10 Things You Should Never Say to a Bisexual Person

20 Sep 2018

Comedian Ali Clayton on the 10 things you should never say to a bisexual person

1. Well, I guess everyone goes through an experimental phase.
Experiment? Really? My vagina nor my heart are an eighth-grade science fair project. I am a grown woman and how I identify is NOT a phase!

2. I’m not gay. I don’t usually like women; I only like you.
This has happened more than once, where girls want to hook-up but not go on a date. *Side note* I’m not a prude and I think everyone should have as much or as little (consensual, safe) sex as they want. However, saying you don’t like women, you just like me, makes no sense as I am a woman. Don’t project your shame onto me. If you can’t hold my hand in public then don’t kiss me in private. Bye Felicia! (I’m 30 is it still cool to say bye Felicia? Ah, who cares.)

3. So basically you just want to have sex with everyone?
No! I’m not a sex addict. I’m BI-SEXUAL! Uhhh just google it.

4. You’ll never settle down because being bi means you can’t choose; which means you’ll never be satisfied.
It does not mean that. Me being bi means I can be physically, mentally, and emotionally satisfied by a person regardless of whether they are male or female.

5. What’s wrong with you?
EXCUSE ME! This question is infuriating. Being a part of the LGBT+ community does not mean I’m broken.

6. She married a man. It’s not possible for her to be bi.
*sighs and puts head into hands* Refer back to #4

7. Men can’t be bi.
This is almost always said by a man whose biggest fear is being gay. Telling a fellow dude, “nice shirt” does not need to be followed by, “homo”. Open your mind and your heart bro, nobody is trying to steal your “manhood” from you. Sexuality is a spectrum. #AlfredKinsey

8. Clocks ticking. You better figure out your sexuality if you ever want to have a baby.
Thanks for your unwanted opinion on my biological clock; Surprisingly, I completely understand that when a sperm and an egg come together it makes a baby. No matter who I choose to have as my partner at the end of the day, I still have a functioning uterus meaning I can have a baby – even it is by my damn self if I so, please. At the end of the day it’s my life, my body, my choice; if I want to get a dog, name it baby, and push it around in a stroller then I will, goddamnit, I will.

9. Girl, you’re not bi-sexual.
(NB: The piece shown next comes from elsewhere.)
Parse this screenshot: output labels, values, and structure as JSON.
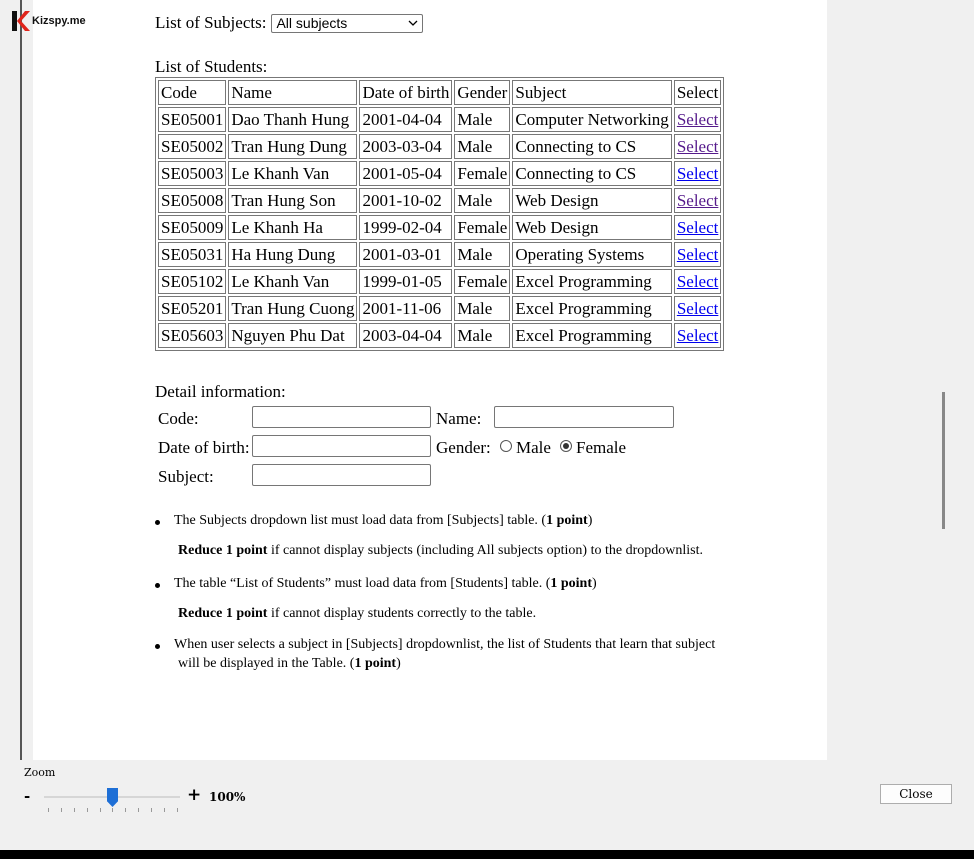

You just haven’t had the right d*^$ yet.
*fanning myself* My heart be still! Let me guess sir, your d*^$ is just the “right” d*^$? It’s the magical d*^$ that will cure me? Well, it’s so sad we will never find out because I would rather read the dictionary while having diarrhoea then waste one more moment of my life speaking with you.

10. This last one has been said to me by SO many men (men that barely know me). “So bi-sexual huh? You wanna have a threesome?”
Noooooooooooooo! And if I decide I want to, it will be with a person who I like and respect, not some random dude who looks and speaks to me like I’m a piece of meat.